Use $translation->getTitle(); to get title string
In the first example "... collect titles... $titles[$langcode] = $translation->title...", $translation->title is an object (Drupal\Core\Field\FieldItemList). If you want to get the actual title ('About us'), use $translation->getTitle();
Not working with update
I want to update my title field
using this code : $node->getTranslation('es')->setTitle('Spanish title')->save();
It is not working, execution gets stopped. Please help
what exactly is stopped?
What exactly is stopped?
Language of Node
This is a great reference page -- thanks!
Is it possible to determine the current language of $node? Please consider the following:
$node = Node::load($nid);
foreach(['en','es'] as $lang) {
$node = $node->getTranslation($lang);
service_function($node);
}
function service_function($node) {
$lang = $node->?????; // determine the language of the node from the caller
}
The alternative is to pass the $lang of the $node as a parameter.
Thanks, Greg
language method
$node->language()
Nice article, but how to use this to draw the content ?

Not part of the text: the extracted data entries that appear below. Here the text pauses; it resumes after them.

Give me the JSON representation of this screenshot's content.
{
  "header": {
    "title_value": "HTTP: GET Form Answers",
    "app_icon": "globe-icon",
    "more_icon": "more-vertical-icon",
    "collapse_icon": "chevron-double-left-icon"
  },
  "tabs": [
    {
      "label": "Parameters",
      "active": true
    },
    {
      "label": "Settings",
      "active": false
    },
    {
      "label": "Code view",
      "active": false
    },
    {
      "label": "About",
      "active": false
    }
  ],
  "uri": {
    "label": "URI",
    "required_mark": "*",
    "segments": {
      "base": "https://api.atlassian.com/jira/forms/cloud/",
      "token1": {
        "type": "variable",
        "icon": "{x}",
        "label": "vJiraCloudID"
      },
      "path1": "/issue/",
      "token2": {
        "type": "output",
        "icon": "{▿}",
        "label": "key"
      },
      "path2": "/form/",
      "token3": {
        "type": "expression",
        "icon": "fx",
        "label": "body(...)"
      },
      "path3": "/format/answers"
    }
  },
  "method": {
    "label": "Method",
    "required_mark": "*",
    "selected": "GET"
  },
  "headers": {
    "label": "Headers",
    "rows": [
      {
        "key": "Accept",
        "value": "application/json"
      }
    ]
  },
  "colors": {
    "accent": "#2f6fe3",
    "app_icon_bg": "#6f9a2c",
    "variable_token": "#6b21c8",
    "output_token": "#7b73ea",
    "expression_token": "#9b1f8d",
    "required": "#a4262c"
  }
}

I mean in D8 (at least my version) the things are getting drawn not with PHP but with sth. called twig. Hense, the multilang problems are not limited to the PHP code but extend over this (newly?) invented language . If I need something drawn I need to fetch the lang code and translations in twig, not in php (unless I went headless mode). Do you have an idea how to do that in the right way ?
twig should be concerned with markup
Twig was not (newly) invented in Drupal, we just adopted it. Twig should be receiving the content in the proper translation based on other environment factors (eg. URL, views filters, etc). You should not place logic about language loading in your twig templates.